Emmy-winning actor Jeremy Piven, best known for his role as Hollywood agent Ari Gold in the television series “Entourage,” accepted a Career Achievement Award from the Sedona International Film Festival on Thursday, Feb. 27, following a screening of his new film “The Performance,” based on Arthur Miller’s 2002 short story of the same name.
“This is the best role in my life, because I identified with this character more than any character,” Piven told the SIFF audience. “I’ve ever played in my life. I felt like I was doing a documentary.”

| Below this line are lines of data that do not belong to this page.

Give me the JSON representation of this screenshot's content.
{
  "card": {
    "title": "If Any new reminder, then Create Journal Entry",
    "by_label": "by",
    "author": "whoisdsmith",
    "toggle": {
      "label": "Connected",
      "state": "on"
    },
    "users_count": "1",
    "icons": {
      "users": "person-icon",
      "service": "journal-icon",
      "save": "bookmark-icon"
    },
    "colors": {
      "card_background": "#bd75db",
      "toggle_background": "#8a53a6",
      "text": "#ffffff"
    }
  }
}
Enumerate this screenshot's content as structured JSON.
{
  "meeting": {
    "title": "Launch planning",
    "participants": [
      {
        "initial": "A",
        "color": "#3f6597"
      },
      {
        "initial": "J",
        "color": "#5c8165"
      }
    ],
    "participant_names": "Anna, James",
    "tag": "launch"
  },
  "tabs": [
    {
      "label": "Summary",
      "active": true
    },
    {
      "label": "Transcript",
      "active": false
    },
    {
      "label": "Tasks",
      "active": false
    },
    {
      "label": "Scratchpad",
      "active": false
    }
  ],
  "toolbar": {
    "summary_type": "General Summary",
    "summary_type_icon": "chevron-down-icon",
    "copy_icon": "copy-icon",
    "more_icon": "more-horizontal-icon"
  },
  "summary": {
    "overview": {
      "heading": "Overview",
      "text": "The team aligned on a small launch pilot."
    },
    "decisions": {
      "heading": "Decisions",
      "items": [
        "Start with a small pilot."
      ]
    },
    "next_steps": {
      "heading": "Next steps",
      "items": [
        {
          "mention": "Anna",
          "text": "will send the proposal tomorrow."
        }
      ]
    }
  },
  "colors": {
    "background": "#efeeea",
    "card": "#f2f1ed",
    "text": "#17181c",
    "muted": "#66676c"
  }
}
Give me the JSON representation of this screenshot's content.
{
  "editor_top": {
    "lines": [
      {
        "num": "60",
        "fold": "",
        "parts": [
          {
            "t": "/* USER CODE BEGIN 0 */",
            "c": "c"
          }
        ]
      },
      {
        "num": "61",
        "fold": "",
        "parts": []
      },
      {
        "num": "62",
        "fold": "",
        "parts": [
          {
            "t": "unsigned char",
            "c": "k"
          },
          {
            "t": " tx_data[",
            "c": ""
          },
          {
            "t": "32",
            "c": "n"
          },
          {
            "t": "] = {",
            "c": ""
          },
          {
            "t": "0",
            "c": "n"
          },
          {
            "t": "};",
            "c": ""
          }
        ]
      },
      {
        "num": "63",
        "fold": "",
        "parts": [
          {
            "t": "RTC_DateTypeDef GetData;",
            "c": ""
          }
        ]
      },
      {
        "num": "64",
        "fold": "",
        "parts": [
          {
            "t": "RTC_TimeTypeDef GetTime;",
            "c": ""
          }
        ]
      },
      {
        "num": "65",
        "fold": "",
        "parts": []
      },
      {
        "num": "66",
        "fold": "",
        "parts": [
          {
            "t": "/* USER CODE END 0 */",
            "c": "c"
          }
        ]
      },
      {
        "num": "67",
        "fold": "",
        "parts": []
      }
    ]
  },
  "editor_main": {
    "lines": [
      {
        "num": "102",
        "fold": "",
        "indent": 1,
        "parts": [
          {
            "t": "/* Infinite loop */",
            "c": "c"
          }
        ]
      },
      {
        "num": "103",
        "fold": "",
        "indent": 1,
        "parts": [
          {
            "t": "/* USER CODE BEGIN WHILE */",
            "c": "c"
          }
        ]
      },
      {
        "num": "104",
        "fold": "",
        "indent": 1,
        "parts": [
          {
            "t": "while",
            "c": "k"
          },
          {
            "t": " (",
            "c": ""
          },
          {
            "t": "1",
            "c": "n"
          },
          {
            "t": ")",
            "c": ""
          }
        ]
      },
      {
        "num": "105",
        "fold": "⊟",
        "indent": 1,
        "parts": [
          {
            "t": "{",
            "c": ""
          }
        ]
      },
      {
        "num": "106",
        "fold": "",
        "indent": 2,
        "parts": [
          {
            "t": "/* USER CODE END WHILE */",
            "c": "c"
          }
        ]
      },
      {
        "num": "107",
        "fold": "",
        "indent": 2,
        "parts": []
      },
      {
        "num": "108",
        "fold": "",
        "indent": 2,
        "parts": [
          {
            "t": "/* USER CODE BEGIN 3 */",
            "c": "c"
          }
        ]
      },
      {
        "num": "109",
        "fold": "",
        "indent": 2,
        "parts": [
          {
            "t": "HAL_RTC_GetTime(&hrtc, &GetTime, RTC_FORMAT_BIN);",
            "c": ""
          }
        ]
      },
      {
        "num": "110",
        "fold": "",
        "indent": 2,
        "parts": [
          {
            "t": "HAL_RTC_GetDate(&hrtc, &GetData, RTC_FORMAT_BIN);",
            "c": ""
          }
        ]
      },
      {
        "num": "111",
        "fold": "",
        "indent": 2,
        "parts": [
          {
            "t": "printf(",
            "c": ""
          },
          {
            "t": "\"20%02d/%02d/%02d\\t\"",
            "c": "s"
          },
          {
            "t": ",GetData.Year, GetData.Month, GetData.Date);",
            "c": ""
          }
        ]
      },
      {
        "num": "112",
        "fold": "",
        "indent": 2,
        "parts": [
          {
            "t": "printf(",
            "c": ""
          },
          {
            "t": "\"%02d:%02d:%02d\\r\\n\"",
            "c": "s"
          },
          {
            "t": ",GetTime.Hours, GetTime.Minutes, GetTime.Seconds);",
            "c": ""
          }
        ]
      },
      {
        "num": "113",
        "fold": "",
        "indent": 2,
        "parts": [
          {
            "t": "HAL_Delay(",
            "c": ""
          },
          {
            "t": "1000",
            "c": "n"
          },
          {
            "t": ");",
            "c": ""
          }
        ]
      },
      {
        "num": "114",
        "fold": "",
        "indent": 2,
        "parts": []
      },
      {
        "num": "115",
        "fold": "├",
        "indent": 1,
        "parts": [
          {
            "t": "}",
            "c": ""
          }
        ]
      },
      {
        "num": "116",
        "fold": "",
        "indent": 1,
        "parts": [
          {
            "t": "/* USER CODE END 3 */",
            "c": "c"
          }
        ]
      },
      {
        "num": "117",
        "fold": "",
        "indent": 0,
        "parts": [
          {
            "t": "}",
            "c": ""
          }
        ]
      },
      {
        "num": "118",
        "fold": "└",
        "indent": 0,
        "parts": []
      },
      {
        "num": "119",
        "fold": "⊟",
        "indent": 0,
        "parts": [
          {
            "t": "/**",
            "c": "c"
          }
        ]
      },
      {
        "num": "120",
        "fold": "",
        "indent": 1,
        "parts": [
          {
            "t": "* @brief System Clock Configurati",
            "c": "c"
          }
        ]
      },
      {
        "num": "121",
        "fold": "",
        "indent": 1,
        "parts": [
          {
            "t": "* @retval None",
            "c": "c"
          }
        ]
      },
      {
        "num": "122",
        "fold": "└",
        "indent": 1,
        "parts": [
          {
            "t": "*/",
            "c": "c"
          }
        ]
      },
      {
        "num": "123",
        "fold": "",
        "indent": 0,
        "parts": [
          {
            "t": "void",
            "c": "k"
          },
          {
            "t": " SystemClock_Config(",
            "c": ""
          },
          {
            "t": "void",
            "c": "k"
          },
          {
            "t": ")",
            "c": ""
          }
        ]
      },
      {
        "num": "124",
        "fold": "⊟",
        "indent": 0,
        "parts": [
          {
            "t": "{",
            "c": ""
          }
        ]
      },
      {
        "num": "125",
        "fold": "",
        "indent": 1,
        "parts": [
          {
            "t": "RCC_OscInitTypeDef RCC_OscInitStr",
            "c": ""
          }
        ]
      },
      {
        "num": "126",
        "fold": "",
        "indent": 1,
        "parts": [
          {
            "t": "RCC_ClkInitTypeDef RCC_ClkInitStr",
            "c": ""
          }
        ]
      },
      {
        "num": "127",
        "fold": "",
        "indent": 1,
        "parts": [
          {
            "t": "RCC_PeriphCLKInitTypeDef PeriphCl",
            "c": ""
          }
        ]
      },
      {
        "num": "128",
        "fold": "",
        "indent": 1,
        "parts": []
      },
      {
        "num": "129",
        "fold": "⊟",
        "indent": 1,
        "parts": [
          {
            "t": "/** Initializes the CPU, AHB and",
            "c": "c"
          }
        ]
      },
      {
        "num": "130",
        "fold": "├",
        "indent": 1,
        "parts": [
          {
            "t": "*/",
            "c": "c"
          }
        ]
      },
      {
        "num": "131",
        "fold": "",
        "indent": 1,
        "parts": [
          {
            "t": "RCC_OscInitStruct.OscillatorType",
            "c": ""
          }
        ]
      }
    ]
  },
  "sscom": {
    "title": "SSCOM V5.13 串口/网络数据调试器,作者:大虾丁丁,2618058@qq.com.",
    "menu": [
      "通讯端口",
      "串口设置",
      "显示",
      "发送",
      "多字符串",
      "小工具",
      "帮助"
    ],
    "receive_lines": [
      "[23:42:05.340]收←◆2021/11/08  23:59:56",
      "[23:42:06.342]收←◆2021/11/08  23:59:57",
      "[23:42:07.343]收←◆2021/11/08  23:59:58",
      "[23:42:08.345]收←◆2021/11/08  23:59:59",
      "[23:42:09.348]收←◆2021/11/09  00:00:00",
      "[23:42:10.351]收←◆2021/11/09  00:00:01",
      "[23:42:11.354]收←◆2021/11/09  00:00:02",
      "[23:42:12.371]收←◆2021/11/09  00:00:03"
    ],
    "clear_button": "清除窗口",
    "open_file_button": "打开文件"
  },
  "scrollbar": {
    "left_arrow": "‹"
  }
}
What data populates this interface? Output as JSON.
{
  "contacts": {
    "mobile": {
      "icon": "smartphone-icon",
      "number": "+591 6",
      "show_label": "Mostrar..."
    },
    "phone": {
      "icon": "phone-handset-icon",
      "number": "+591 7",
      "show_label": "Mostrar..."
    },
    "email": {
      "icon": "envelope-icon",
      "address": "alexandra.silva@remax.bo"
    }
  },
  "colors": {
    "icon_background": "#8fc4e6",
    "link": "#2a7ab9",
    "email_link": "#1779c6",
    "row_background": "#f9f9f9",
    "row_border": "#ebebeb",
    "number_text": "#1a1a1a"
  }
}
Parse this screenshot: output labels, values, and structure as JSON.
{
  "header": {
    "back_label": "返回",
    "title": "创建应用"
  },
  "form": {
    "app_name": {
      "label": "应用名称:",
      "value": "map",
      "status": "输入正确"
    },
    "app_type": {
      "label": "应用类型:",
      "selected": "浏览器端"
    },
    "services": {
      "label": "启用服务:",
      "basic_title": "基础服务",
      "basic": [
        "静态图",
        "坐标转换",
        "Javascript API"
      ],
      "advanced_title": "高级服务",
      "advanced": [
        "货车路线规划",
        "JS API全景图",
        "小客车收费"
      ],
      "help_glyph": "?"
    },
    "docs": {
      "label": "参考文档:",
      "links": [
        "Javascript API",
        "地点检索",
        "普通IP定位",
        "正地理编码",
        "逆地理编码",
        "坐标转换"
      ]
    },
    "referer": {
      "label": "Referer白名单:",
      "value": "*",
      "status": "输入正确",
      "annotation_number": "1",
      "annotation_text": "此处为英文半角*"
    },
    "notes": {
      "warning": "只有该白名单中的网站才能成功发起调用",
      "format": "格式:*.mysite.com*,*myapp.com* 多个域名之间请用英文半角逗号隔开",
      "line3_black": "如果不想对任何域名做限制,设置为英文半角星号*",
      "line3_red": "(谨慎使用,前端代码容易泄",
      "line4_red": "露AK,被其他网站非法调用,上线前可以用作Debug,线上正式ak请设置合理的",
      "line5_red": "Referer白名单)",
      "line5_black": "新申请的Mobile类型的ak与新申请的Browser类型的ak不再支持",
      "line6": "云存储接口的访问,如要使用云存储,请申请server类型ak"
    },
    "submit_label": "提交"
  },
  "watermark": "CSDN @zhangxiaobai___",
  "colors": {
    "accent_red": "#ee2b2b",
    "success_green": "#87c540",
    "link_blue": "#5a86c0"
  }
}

The film, directed by his sister Shira Piven, featured Jeremy Piven as Harold May, an American Jewish tap dancer who makes a bargain with a Nazi attache portrayed by Robert Carlyle.
“Tensions rise when they’re lavishly welcomed, but Harold senses something sinister,” the film’s synopsis stated. “As the curtain rises, the troupe learns their audience is none other than Adolf Hitler himself. Trapped in a web of deception, with escape seemingly impossible, Harold must decide whether to dance for the devil or risk everything for their freedom.”
Piven said that his mother Joyce Piven, an actress and director who was the cofounder of the Compass Players and a noted acting coach, had introduced him and his sister to the original story.
“She said, ‘There’s something in here for you,’ Piven said to the audience. “And so I got the rights from Rebecca Miller, who is Arthur Miller’s daughter, and I’ve been paying for them for 15 years. The funny thing about life is, if you stick it out, no matter what you’re doing, you’re going to make it because they’re all going to laugh at you, and they’re all going to say, ‘You’re too old to do this role’ … ‘Ari Gold can’t tap dance.’”
Piven said it took a decade to secure financing for the film and that he used the time to learn to tap dance, drawing on his previous experience as a drummer: “I’m a drummer, but to play the drums with your feet is the hardest thing in the world.”
“[Harold] is as close to me as anything I’ve ever played,” Piven said. “The reviews have been ‘career defining performance,’ ‘just disappeared into the role.’ I didn’t disappear into the role. I reappeared.”
“You know, when you’re done with a water bottle and you crinkle it, that’s what it sounded like when I hit the ground,” Piven said of breaking his ribs while filming an action scene. “So I was like, oh, they’re broken, and I can’t breathe, so I took a bunch of painkillers and didn’t sleep and just kept shooting. The reality is it’s a small price to pay … because it is a very empowering feeling to know nothing could stop you.”
Piven said that he saw parallels between his character’s priorities and his own in that they were both artists looking for an audience.
He is still looking for a distributor for the film.
On Feb. 28, SIFF screened the 2023 film “Sweetwater” that also included Piven among the cast alongside Everett Osborne as Nat “Sweetwater” Clifton. “Sweetwater was born to change the game,” the film’s synopsis stated. “Revered as the father of basketball as it’s now known and loved by millions, Harlem Globetrotters phenom Nat ‘Sweetwater’ Clifton overcame a lifetime of barriers and a barrage of discrimination to become the first African-American to join the NBA.”
Director Martin Guigui said that it took almost 30 years and 60 rewrites of the script to get “Sweetwater” onto the screen and that the lead role was not cast until six weeks into pre-production.
“[Osborne] had done his homework … there was no stunt doubles,” Guiguisaid. “Every shot you saw go in was [Osborne] and a lot of those were one take. And then the second half of [Osborne’s audition] video was [Osborne], who had set himself up with sweat in the locker room scene, saying, ‘This game is not meant for me. I don’t belong in the NBA. I belong on the streets.’ And the way he did that, the vernacular that he captured, the authenticity, the truth within the way that he did it, there was a lot of purity.”